What kingdom builds itself on the prayers of the privileged rather than the pursuit of the poor and their flourishing?
The America of that kingdom is no kingdom at all but an empire that bullies others into submission rather than seeking to listen and uplift the oppressed, the hurting, the immigrant, and those lost in all possible meanings of the word.
We are called to make her a place that cares for ALL the people who dwell with us on this land together. We are to seek to reflect God’s kingdom on this earth in limbo, this earth in the throes between Easter and the final Resurrection.
I realize then that I don’t need to mourn the America I never knew…but I mourn that others still believe she ever existed.
The America I know now has always been wounded, scarred and scarring, and requires her people’s courage to reach into her foundations, repent, and invite God’s remaking and restoration. I look now to not only what we are, but the America we could be.

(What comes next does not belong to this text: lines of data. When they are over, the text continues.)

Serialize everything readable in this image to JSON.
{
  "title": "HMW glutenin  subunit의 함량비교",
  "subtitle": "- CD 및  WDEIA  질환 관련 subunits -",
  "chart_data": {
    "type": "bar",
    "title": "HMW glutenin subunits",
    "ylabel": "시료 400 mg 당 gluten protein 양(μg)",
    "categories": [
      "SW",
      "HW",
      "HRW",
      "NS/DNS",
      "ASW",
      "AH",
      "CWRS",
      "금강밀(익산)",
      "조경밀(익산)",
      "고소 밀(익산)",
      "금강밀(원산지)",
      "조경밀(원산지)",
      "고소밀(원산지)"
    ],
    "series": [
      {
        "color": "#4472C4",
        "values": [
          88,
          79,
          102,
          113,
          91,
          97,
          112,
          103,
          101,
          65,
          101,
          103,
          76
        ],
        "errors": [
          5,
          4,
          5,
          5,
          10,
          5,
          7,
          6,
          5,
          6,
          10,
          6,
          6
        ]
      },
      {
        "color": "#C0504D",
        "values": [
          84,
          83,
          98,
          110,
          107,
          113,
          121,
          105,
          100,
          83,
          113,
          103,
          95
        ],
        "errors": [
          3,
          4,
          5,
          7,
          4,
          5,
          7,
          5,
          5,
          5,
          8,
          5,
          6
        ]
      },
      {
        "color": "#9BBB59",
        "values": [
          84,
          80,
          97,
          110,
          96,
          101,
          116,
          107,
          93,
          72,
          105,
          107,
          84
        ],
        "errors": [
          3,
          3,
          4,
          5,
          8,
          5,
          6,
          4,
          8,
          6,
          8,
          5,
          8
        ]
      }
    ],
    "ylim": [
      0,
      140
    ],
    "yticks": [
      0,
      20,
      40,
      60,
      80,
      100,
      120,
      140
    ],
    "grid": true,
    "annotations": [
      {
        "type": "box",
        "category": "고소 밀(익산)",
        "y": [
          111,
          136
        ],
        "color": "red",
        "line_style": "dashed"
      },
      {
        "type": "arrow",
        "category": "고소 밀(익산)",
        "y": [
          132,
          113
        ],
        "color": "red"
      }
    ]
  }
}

If you are grieving today, you are not alone. God sees you and weeps with you. You are also not alone in your weariness as you dream and fight for a better world than what we inherited. I feel so helpless sometimes and wonder if I’m ever doing enough, but even in this tension, I find hope in God’s vision for what human community is meant to be. We are invited, not to make it all happen or fix all our world’s problems, to participate in the work Jesus made possible of realizing this vision.
Our country is not some disconnected entity or object to condemn but a complicated constellation of people and their stories over the score of years. That is where “we the people” takes on new hue and meaning. Who is this “we,” who does it exclude now, and how can that change? I have no easy answers to this question, but I will not stop asking it, and I hope you will join me in seeking God in the unknowns we wrestle within now.